Lecture 8 ADC and DAC

ADC and DAC Interfacing with 8051

Overview

ADC (Analog-to-Digital Converter) and DAC (Digital-to-Analog Converter) are crucial components in interfacing with microcontrollers like the 8051, allowing them to interact with the analog world effectively. They enable the conversion between digital signals used by microcontrollers and the analog signals produced by various sensors and systems.

Sampling

Sampling is the fundamental process of converting a continuous signal into a discrete signal by capturing measurements at uniform intervals. The quality and accuracy of sampling play a critical role in signal processing and can dictate the performance of the entire system.

ADC (Analog-to-Digital Converter)

An ADC converts analog signals (like voltage or current) into digital values that can be processed by microcontrollers. This conversion is essential for microcontrollers to interpret real-world inputs.

General Concepts

  • Transducer: This device converts one form of energy to another, typically transforming physical phenomena into electrical signals.

    • Examples: Common transducers include microphones (which convert sound into electrical signals), thermocouples (for temperature measurement), and accelerometers (for motion detection).

ADC Process

  1. Sampling: Capturing an analog signal at uniform time intervals to avoid missing critical waveform information.

  2. Quantizing: This step involves breaking down the continuous range of signal amplitudes into finite discrete values.
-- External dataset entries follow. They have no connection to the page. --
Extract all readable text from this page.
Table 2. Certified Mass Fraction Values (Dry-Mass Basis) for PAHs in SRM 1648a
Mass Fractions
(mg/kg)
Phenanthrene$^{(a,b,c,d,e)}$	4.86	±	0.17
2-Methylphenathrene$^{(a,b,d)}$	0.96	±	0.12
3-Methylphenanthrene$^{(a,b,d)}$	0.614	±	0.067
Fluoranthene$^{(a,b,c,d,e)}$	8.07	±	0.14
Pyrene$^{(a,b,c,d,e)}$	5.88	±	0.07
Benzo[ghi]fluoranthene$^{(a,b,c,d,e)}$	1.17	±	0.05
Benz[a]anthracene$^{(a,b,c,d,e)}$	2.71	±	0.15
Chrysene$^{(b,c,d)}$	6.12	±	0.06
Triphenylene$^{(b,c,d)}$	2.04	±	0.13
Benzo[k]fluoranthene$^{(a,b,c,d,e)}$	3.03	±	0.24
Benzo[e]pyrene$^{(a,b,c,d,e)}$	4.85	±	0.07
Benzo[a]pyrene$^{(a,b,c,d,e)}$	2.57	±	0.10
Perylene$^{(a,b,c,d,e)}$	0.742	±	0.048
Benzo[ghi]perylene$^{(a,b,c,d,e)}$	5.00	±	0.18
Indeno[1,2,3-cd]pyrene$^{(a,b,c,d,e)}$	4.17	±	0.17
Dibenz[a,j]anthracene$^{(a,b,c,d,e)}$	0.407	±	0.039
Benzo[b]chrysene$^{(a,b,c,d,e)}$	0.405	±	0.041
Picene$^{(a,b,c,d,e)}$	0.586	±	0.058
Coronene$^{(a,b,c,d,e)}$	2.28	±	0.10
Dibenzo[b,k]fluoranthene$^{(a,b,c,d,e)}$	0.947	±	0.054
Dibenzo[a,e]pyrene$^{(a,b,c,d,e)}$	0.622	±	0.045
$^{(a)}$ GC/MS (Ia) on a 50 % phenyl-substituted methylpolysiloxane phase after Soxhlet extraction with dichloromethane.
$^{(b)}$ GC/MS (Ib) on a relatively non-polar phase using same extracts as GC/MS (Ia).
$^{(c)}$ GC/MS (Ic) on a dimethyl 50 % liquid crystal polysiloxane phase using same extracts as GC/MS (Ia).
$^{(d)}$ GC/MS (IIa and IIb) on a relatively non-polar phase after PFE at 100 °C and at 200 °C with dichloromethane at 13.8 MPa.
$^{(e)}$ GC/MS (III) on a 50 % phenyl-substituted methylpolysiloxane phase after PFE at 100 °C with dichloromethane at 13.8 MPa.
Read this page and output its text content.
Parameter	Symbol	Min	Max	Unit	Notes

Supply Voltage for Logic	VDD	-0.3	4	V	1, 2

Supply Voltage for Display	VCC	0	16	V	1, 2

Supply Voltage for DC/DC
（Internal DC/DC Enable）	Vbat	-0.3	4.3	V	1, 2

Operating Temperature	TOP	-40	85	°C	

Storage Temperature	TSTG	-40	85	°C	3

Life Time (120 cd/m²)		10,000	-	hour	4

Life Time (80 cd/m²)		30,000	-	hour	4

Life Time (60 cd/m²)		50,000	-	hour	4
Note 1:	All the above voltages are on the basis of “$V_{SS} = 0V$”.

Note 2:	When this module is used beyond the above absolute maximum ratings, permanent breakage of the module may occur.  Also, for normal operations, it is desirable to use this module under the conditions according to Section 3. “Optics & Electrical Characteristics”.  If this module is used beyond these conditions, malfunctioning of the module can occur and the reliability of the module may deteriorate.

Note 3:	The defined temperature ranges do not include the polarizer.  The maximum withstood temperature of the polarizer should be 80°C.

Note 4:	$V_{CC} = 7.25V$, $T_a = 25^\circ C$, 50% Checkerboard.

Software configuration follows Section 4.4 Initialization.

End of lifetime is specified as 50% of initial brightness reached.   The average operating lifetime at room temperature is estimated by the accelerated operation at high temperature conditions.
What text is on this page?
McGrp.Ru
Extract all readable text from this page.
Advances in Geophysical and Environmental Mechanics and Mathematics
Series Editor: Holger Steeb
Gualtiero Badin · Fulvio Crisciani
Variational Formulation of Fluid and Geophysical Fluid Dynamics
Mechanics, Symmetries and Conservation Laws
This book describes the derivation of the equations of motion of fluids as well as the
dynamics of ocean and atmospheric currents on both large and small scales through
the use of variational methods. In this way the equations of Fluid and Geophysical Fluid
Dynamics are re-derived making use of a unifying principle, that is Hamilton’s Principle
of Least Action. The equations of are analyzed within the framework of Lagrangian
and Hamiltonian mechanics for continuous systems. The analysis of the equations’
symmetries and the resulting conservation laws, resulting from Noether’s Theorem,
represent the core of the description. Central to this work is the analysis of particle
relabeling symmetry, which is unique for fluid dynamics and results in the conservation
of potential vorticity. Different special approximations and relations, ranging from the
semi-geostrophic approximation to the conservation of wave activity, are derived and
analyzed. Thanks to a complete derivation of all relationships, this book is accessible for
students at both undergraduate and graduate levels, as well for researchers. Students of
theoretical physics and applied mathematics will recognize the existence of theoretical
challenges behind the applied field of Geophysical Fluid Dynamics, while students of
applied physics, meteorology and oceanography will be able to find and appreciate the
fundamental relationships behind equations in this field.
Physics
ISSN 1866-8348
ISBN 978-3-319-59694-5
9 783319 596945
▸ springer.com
  3. Encoding: Each quantized value is converted into a corresponding binary representation, facilitating digital processing.

Shannon-Nyquist Sampling Theorem

This foundational theorem states that to sample a continuous signal accurately, it is crucial to sample at least twice the highest frequency present in the signal (fs > 2 * fmax).

  • Example: For instance, audio CDs use a sampling rate of 44.1 KHz, which is suitable for capturing human hearing frequencies ranging from 20 Hz to 20 KHz.

Aliasing

Aliasing occurs when high-frequency signals are inadequately sampled, leading to a significant misrepresentation of the signal. This can result in distortion and loss of information. To prevent aliasing, low-pass (anti-aliasing) filters are employed to limit higher frequency signals before sampling.

Resolution of ADC

The resolution of an ADC is determined by the number of discrete values it can produce, often expressed in bits (e.g., an 8-bit ADC can represent 256 discrete values). Effective resolution is also affected by the signal-to-noise ratio (SNR), which reflects the quality of the analog signal relative to background noise.

Types of ADC

  • Flash ADC: Offers the fastest conversion times, using a parallel approach to produce output in one step.

  • Delta-Sigma ADC: Uses oversampling and noise shaping for high-resolution measurements.

  • Successive Approximation ADC: Sequentially approximates the input voltage, striking a balance between speed and resolution.

  • Dual slope (integrating) ADC: Integrates the input signal over time for accurate average measurements, often used in digital multimeters.

Interfacing with ADC804

  • Characteristics of ADC804 chip:

    • Provides 8-bit resolution, allowing for 256 discrete output levels.

    • The conversion time must not exceed 110 µs, making it suitable for real-time processing applications.

  • Connection of ADC804 to 8051:

    • Data outputs (D0-D7) are controlled based on various control signals (CS for chip select, RD for read operations).

    • The input voltage range for ADC can be adjusted through the reference voltage (Vref), which plays a crucial role in determining the accuracy and stability of measurements.

    • A connection schematic illustrates how digital values are read from the ADC into the 8051 microcontroller, highlighting essential points for accurate interfacing.

DAC (Digital-to-Analog Converter) Interfacing with 8051

DACs convert digital signals from microcontrollers back into analog signals. Their application is vital in generating sound, voltage references, and continuous waveforms in real-world applications.

DAC Working Principle

DACs utilize operational amplifiers to control the output voltage based on feedback systems. The output voltage (Vout) produced by the DAC is ideally proportional to the input digital values when configured correctly.

Types of DACs

  • Binary Weighted DAC: This type uses varying resistors or current sources to produce an analog signal that reflects the input binary values.

  • R/2R DAC: Offers a more efficient design using a repeating pattern of resistors (R and 2R) to achieve output, ensuring consistency and reducing the number of required components.

Example Diagrams

Detailed connection diagrams illustrate how ADC804 and a typical DAC, such as DAC0808, interface with the 8051 microcontroller, providing clear visual guidance for proper setup and integration.

DAC0808 Characteristics

  • Provides 8-bit resolution, capable of generating 256 discrete voltage levels.

  • The output current depends on digital inputs and requires external components (like resistors and operational amplifiers) to convert current to a proper voltage output.

Interfacing Diagram Considerations

Interfacing diagrams demonstrate the connection of various components to the 8051, emphasizing key considerations such as power supply (Vcc), grounding practices, and the integration of feedback mechanisms to enhance performance and reliability.